La permanente rivalidad entre Francia y Alemania ha encontrado ahora un nuevo campo de batalla. La Bolsa de París superó ayer por primera vez en su historia el listón de los 5.000 puntos y acumula una ganancia del 28,13% en el conjunto del ejercicio, lo que la sitúa en el primer lugar de la zona euro, por delante del potente mercado de Francfort, con 1,18 billones de euros. Londres sigue siendo el primer mercado financiero de Europa. La excepcional evolución de la cultura empresarial francesa en los últimos años, según los expertos, explica este éxito.

Francia, tradicionalmente partidaria de la intervención estatal en la economía, y donde el Estado ha mantenido una fuerte presencia en las grandes empresas, ha dado un importante giro en los últimos años. Ha mejorado y profesionalizado la gestión empresarial y ha alejado (hasta cierto punto) a los políticos de los consejos de administración, destacan los expertos. El resultado ha sido la cosecha inmediata de éxitos comerciales y, al final, la enorme revalorización de los títulos de las empresas en la Bolsa. Otros factores son la buena marcha en general de la economía francesa y la ausencia de tensiones inflacionistas (en octubre el IPC subió el 0,1% y es del 0,8% para los últimos 12 meses). El éxito de la Bolsa francesa al superar a la de Francfort, tradicionalmente la primera del continente europeo (sin contar Londres) tiene otra lectura. A Alemania siempre se le había considerado un gigante económico y un enano político (por lo menos hasta la reunificación en 1990), mientras Francia se reservaba un mayor papel político en el tablero europeo. Ahora París comienza también a mostrar su poderío económico.

Además de su propio récord, la Bolsa de París ostenta la mayor subida anual entre los mercados europeos, con el 28,13%, seguida muy de lejos por Francfort, que sube el 14,70% y también se sitúa en el máximo anual, y por Londres, con el 9,59%. Madrid sube un 5,61%, mientras que Milán pierde el 0,41%, y Lisboa, el 6,90%. Nueva York ganaba ayer más del 15%, y Japón tiene su índice Nikei en 34,14%, por encima del cierre del año pasado.

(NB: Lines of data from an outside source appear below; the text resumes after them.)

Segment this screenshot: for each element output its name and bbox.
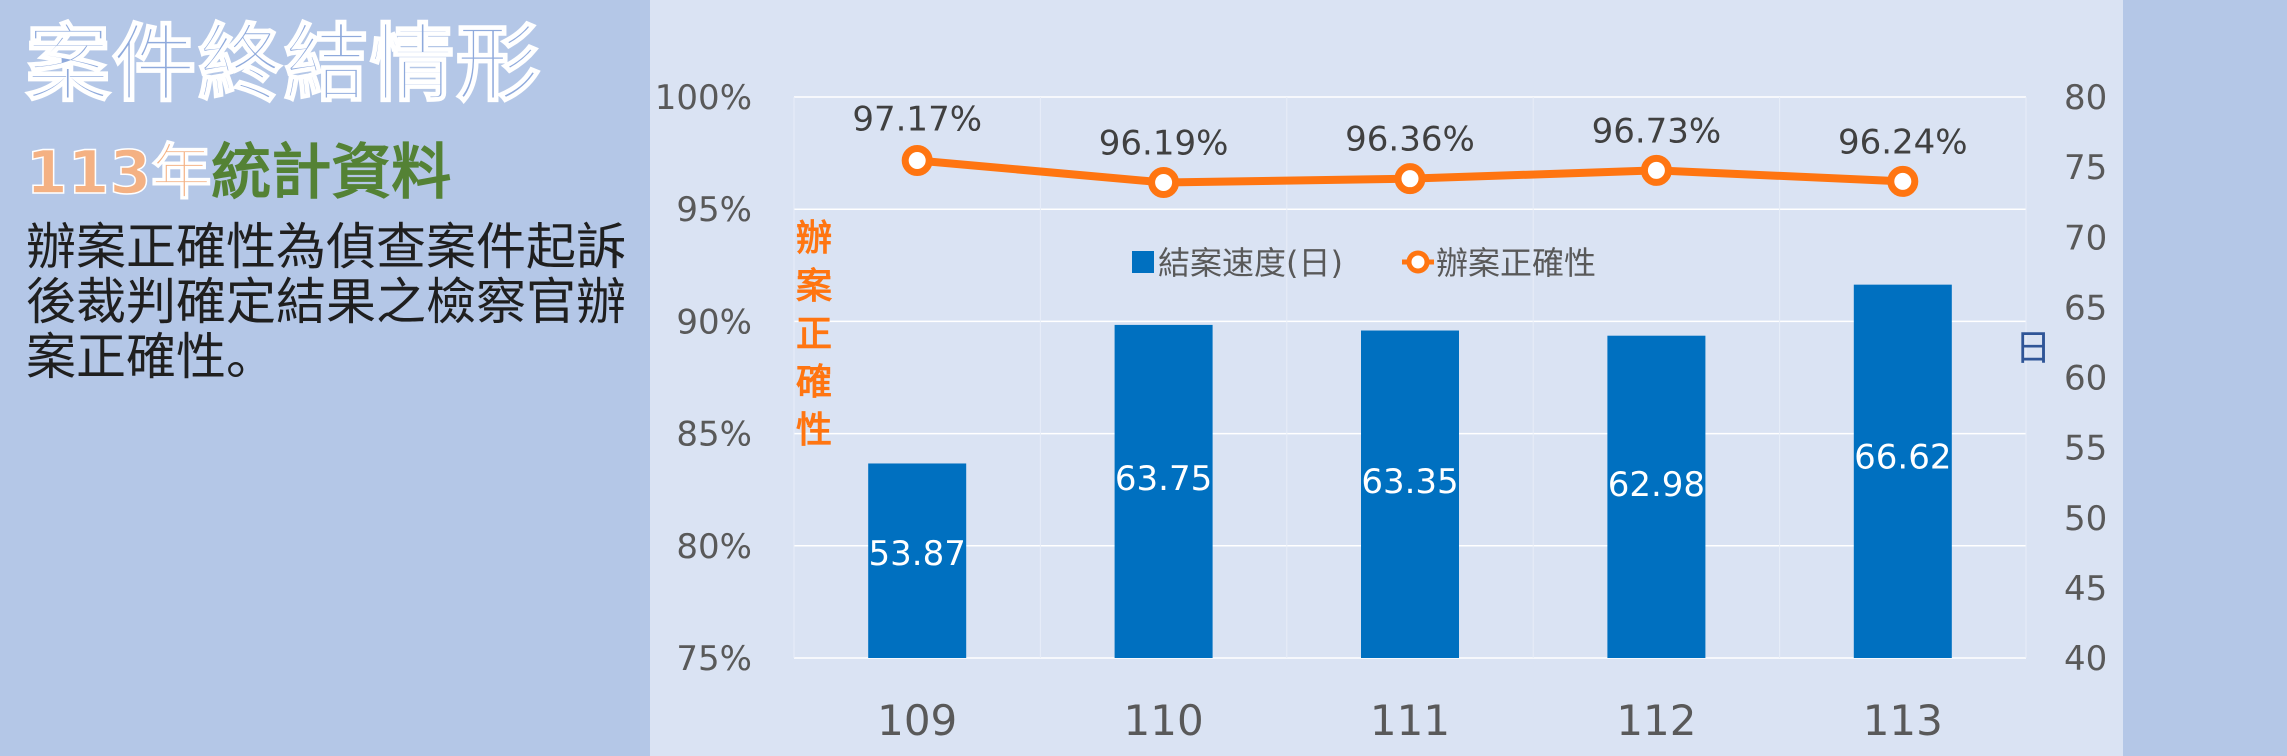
y-right-tick-label: 70 (2064, 218, 2107, 258)
y-right-tick-label: 40 (2064, 639, 2107, 679)
legend-line-marker (1406, 250, 1430, 274)
line-marker (1394, 163, 1426, 195)
line-marker (1640, 154, 1672, 186)
page-subtitle: 113年統計資料 (25, 142, 451, 204)
x-tick-label: 110 (1124, 696, 1204, 745)
right-margin-strip (2123, 0, 2287, 756)
subtitle-rest: 統計資料 (211, 138, 452, 208)
x-tick-label: 111 (1370, 696, 1450, 745)
line-data-label: 96.19% (1099, 123, 1229, 163)
bar-data-label: 66.62 (1854, 437, 1951, 477)
subtitle-year: 113年 (25, 138, 212, 208)
bar-data-label: 62.98 (1608, 465, 1705, 505)
x-tick-label: 112 (1616, 696, 1696, 745)
y-left-tick-label: 75% (676, 639, 752, 679)
bar-data-label: 63.35 (1361, 462, 1458, 502)
line-data-label: 96.36% (1345, 120, 1475, 160)
legend-line-label: 辦案正確性 (1436, 244, 1596, 282)
bar (868, 463, 967, 658)
line-marker (1887, 165, 1919, 197)
line-data-label: 96.24% (1838, 122, 1968, 162)
line-data-label: 97.17% (852, 100, 982, 140)
y-left-tick-label: 80% (676, 527, 752, 567)
bar-data-label: 53.87 (869, 534, 966, 574)
x-tick-label: 109 (877, 696, 957, 745)
y-right-tick-label: 55 (2064, 429, 2107, 469)
y-right-tick-label: 60 (2064, 359, 2107, 399)
chart-panel: 75% 80% 85% 90% 95% 100% 40 45 50 55 60 65 70 75 80 53.… (650, 0, 2123, 756)
bar (1361, 330, 1459, 658)
legend-bar-swatch (1132, 251, 1154, 273)
legend-bar-label: 結案速度(日) (1158, 244, 1343, 282)
y-left-axis-title: 辦案正確性 (796, 218, 833, 451)
y-right-tick-label: 45 (2064, 569, 2107, 609)
y-right-tick-label: 75 (2064, 148, 2107, 188)
text-panel: 案件終結情形 113年統計資料 辦案正確性為偵查案件起訴後裁判確定結果之檢察官辦… (0, 0, 650, 756)
page-title: 案件終結情形 (25, 15, 543, 113)
bar-data-label: 63.75 (1115, 459, 1212, 499)
y-left-tick-label: 100% (655, 78, 752, 118)
y-left-tick-label: 95% (676, 190, 752, 230)
y-right-tick-label: 65 (2064, 288, 2107, 328)
line-marker (1148, 166, 1180, 198)
y-right-tick-label: 50 (2064, 499, 2107, 539)
combo-chart: 75% 80% 85% 90% 95% 100% 40 45 50 55 60 65 70 75 80 53.… (655, 78, 2107, 745)
bar (1853, 284, 1952, 658)
line-marker (901, 145, 933, 177)
description-text: 辦案正確性為偵查案件起訴後裁判確定結果之檢察官辦案正確性。 (26, 218, 626, 386)
x-tick-label: 113 (1863, 696, 1943, 745)
bar (1114, 324, 1213, 658)
y-left-tick-label: 85% (676, 415, 752, 455)
y-right-axis-title: 日 (2015, 328, 2051, 369)
y-right-tick-label: 80 (2064, 78, 2107, 118)
line-data-label: 96.73% (1592, 111, 1722, 151)
y-left-tick-label: 90% (676, 302, 752, 342)
bar (1607, 335, 1706, 658)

Detrás de esta subida de la Bolsa francesa está el buen comportamiento de su economía, con un crecimiento firme -se espera un incremento del PIB del 2,8% para el año 2000- y la casi ausencia total de inflación.

Otro de los aspectos en los que ha comenzado a destacar el mercado de valores francés es en la capitalización, que se ha situado en el primer lugar de las bolsas de la zona euro. Las empresas que cotizan en la Bolsa de París sumaban al día de ayer una capitalización (valor de las acciones al precio de mercado) de 1,18 billones de euros (196,33 billones de pesetas), superando a la Bolsa de Francfort. Al final de 1998 la capitalización de la Bolsa de París era de 837.061 millones de euros frente a los 930.841 millones de euros de Francfort. Ambas superan ahora el billón de euros.

Para los comentaristas franceses, las claves del buen momento de la Bolsa están en esa ausencia de presiones inflacionistas, las expectativas de estabilidad de los tipos de interés tras la reciente subida de medio punto por parte del BCE, la disciplina fiscal que impone el euro, el descenso del paro y el conjunto de fusiones de sociedades. Para los inversores, existe una clara diferencia entre la situación francesa y la de los grandes países de la UE, con la que se la compara.

Estos comentaristas destacan la fortaleza del mercado francés, a pesar de que en los últimos días el BCE ha subido en medio punto, hasta el 3%, los tipos de interés y de que se ha producido la dimisión del ministro de Economía Dominique Strauss-Kahn, responsable en buena parte del éxito de la economía francesa.

El índice CAC 40 de la Bolsa de París ha tardado año y medio en subir 1.000 puntos, desde el día 11 de mayo de 1998, en que llegaba a los 4.000, pero para ganar los 2.000 anteriores había tenido que esperar ocho años.

Dentro del buen momento de los mercados hay que encuadrar el descenso de las tensiones en torno a los tipos de interés, que han permitido una bajada importante de la rentabilidad de la deuda en el mercado secundario. El bono español a 10 años cerraba en el 5,19%, con un diferencial de 12 puntos por encima del bono francés y de 18 con el alemán.

El Tesoro español ha aprovechado la mayor tranquilidad de los mercados de deuda para rebajar la rentabilidad de las letras a 12 y 18 meses en la subasta celebrada ayer. Las letras a un año obtuvieron una rentabilidad del 3,496%, 0,160 puntos por debajo de la última subasta, que, con el 3,656%, fue el nivel más alto de este año.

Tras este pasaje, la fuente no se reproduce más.